Robert Stein's chapter in Room to Grow is the most explicit on this front I have seen so far (Mike Lee's materials are comparably much more vague). He gives two separate ways of calculating appropriate benefit levels. When you are reading them, what you are looking for is whether the rationale depends at all on the income of the parents (hint it doesn't). Here is number one:

The Department of Agriculture says the cost of raising the typical child is $13,600 per year through age 17—and that doesn’t include the cost of saving for college.
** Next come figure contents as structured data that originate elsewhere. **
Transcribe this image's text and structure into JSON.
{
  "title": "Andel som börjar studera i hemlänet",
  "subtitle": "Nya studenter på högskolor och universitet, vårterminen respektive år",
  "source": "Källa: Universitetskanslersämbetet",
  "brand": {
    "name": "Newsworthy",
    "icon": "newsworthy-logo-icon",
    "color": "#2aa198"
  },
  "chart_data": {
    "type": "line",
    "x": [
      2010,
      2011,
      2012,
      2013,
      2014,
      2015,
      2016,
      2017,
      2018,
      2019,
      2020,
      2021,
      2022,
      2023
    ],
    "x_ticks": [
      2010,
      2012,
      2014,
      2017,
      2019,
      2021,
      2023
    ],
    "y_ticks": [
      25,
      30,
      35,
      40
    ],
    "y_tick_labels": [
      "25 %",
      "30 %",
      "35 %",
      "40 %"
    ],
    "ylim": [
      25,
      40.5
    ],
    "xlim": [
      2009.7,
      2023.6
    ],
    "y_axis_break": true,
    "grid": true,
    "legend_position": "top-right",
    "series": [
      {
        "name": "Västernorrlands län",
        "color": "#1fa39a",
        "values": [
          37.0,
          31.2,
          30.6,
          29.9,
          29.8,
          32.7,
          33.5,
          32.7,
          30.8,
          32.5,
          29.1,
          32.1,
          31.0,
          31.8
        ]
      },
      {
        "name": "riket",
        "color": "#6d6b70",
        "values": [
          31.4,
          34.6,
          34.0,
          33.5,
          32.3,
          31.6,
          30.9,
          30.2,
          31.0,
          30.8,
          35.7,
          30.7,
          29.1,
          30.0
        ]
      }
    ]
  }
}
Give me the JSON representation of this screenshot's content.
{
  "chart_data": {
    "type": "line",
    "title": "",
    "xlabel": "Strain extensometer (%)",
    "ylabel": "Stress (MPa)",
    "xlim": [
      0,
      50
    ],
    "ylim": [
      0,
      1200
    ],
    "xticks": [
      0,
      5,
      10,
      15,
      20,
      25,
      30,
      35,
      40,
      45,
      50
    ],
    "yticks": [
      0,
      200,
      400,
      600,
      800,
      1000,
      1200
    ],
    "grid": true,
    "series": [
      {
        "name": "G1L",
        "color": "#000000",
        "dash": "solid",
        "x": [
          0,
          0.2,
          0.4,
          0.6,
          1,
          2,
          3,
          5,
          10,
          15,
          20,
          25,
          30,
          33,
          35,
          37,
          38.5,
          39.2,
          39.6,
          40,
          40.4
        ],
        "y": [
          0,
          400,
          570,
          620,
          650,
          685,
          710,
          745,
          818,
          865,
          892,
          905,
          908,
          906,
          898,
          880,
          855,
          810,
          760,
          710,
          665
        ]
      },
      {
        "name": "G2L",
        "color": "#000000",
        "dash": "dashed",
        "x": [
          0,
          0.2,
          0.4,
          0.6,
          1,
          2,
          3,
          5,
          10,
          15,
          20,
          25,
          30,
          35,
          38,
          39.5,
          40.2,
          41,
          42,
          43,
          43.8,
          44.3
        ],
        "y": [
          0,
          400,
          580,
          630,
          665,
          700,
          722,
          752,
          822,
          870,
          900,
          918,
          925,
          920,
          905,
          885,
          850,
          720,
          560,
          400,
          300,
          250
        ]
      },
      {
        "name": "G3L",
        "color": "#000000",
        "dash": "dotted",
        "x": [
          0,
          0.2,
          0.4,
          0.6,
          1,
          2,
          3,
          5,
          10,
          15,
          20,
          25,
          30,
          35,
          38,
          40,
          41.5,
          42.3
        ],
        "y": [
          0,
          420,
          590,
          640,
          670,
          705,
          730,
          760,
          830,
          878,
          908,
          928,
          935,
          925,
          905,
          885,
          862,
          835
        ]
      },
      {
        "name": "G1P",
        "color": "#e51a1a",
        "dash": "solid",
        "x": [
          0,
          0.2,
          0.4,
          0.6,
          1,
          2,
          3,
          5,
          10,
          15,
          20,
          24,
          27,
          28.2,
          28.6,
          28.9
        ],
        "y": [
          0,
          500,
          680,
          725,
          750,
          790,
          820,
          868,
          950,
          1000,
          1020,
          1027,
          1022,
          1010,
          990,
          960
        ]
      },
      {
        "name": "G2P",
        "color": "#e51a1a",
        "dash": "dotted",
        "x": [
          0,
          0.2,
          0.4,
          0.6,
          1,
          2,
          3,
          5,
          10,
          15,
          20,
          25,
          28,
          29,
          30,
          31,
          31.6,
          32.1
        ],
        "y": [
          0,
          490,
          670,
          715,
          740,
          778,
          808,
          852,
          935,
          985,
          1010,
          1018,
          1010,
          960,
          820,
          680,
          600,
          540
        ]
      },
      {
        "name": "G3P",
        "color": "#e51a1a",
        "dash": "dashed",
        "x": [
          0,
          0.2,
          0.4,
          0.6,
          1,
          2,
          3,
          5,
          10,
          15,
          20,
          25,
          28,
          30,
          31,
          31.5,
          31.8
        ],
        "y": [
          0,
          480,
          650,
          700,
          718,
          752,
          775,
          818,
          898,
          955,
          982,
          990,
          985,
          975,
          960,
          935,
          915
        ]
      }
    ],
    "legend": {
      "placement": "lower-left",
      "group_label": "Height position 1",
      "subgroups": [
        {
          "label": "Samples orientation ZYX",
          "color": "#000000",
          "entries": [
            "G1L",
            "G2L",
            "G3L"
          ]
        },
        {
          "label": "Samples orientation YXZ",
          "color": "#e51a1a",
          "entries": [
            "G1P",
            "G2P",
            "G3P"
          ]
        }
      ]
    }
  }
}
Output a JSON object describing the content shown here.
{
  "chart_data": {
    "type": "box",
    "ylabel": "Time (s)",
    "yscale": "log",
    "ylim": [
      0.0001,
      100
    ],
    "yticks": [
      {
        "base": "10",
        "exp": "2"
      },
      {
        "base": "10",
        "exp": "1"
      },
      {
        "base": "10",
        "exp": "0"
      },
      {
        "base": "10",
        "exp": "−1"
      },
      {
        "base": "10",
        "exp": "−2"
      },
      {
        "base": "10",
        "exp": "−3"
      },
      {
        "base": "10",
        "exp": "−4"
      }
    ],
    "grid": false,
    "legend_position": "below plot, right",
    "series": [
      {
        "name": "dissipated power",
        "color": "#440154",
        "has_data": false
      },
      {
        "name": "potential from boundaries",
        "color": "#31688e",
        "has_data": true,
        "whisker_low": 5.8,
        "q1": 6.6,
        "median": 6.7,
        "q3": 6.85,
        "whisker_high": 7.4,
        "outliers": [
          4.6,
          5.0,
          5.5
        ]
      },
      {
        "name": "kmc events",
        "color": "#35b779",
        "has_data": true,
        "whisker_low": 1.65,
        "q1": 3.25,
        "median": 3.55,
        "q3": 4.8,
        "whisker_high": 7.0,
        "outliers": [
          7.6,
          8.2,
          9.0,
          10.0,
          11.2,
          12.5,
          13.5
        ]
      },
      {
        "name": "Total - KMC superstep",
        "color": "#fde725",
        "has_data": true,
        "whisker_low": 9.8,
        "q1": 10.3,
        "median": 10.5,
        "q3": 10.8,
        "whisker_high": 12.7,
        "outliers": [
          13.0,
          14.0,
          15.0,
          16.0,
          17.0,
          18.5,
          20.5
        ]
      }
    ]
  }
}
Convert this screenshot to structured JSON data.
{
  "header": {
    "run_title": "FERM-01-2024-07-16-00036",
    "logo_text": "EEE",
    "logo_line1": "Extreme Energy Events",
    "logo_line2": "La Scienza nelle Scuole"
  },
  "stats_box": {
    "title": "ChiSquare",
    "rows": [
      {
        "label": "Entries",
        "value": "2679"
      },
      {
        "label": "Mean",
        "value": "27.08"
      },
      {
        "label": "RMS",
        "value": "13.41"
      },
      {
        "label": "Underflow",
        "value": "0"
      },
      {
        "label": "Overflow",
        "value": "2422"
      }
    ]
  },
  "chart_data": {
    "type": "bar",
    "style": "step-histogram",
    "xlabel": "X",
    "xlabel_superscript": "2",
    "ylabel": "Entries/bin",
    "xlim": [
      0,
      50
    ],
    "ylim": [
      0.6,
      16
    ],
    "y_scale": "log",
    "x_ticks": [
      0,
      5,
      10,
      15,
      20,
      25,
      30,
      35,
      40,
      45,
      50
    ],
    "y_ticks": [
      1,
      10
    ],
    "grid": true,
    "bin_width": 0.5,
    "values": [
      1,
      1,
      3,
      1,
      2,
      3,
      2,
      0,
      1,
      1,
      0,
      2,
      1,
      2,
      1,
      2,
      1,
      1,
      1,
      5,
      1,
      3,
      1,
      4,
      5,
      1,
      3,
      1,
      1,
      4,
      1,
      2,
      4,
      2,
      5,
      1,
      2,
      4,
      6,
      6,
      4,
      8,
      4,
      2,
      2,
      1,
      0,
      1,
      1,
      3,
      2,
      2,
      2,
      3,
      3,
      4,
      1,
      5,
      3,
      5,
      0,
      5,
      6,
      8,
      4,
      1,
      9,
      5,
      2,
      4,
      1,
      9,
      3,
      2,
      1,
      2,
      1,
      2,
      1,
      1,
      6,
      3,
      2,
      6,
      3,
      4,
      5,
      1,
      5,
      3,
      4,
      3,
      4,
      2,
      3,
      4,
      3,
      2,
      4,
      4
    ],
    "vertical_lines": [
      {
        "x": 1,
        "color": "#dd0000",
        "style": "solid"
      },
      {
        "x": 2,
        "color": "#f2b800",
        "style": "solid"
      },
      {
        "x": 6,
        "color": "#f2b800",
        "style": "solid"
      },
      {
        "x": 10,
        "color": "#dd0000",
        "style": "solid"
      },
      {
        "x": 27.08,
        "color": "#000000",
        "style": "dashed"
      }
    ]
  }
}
Considering that Social Security and Medicare will absorb about 25 percent of the labor income of a child born today, sharing the direct financial costs of raising children to the same extent that the benefits of their future labor income will be shared suggests reducing the annual tax bill of parents by $3,400 per child (25 percent of $13,600). 
 
This argument observes that SS and Medicare will absorb 25 percent of the future labor income of children. This 25 percent figure is then applied to the cost of raising a child. Where does parental income come in? It doesn't at all. If a poor parent has a child, they will undertake the costs of raising the child. That child will also pay 25 percent of the future labor income into SS and Medicare. So surely this $3,400 should go to everyone! The parent's income level is irrelevant to child-rearing costs and the percent of future income their child will pay in payroll taxes. So why is it being used to determine benefits?
 
Here is Stein's second basis to determine benefit levels:
 
Another way of determining the appropriate amount of tax relief for parents is to consider the present value of future Social Security and Medicare contributions for a typical worker born today, which is about $160,000.
 
Rewarding parents for making these future contributions possible suggests annual tax relief of about $9,000 per child. (The contribution figure is what matters, because today’s children will get benefits only if they as a group raise children, regardless of whether they’re “promised” benefits under current law.) 
 
Here, Stein takes the present value of the child's future payroll tax contributions and says that is what should be kicked back to parents. He specifically says this is "rewarding parents for making these future contributions possible" and even parenthetically says "the contribution figure is what matters." Once again then, the parents' current income is irrelevant. A poor parent will raise a kid that pays payroll taxes in the future, just like a rich parent. If the appropriate relief is the "present value of future Social Security and Medicare contributions for a typical worker born today" (meaning the kids of parents), then every parent should get equal benefits.
 
If we return to those hypothetical couples with twins at the top and use these future payroll tax contributions to stand in for the amount of the parent tax penalty (as Stein does), we find that this is what both sets of parents "pay" in the parent tax penalty:
 
 
The same amount, that is.
 
Child Allowance
 
Douthat says he could be open to a child allowance. I really think this is a good idea that conservatives should be able to get behind. All of their arguments for their plan support equal benefits for all families not the unequal benefits they have oddly settled on. It's also the case that red states are poorer states and so their child benefit scheme is a bit politically strange as well. As to its practicality, it's important to know that a lot of European countries have it already and they do fine. In fact, they do more than fine. Here are 6 such countries (there are more) with a child allowance and their relative child poverty rates just for fun:
 
  1. Denmark — 3.7% — Nordic Social Welfare State
  2. Finland — 3.9% — Nordic Social Welfare State
  3. Norway — 5.1% — Nordic Social Welfare State
  4. Iceland — 7.1% — Nordic Social Welfare State
  5. Sweden — 8.2% — Nordic Social Welfare State
  6. Austria — 8.2% — The Vienna System

Keen observers will note that these are the lowest child poverty rates in the world. I've calculated a $300/mo child allowance here would cut child poverty in the US by 42 percent. This is in line with the child benefits Mike Lee is proposing, except it reduces poverty significantly because it doesn't exclude the poor so much.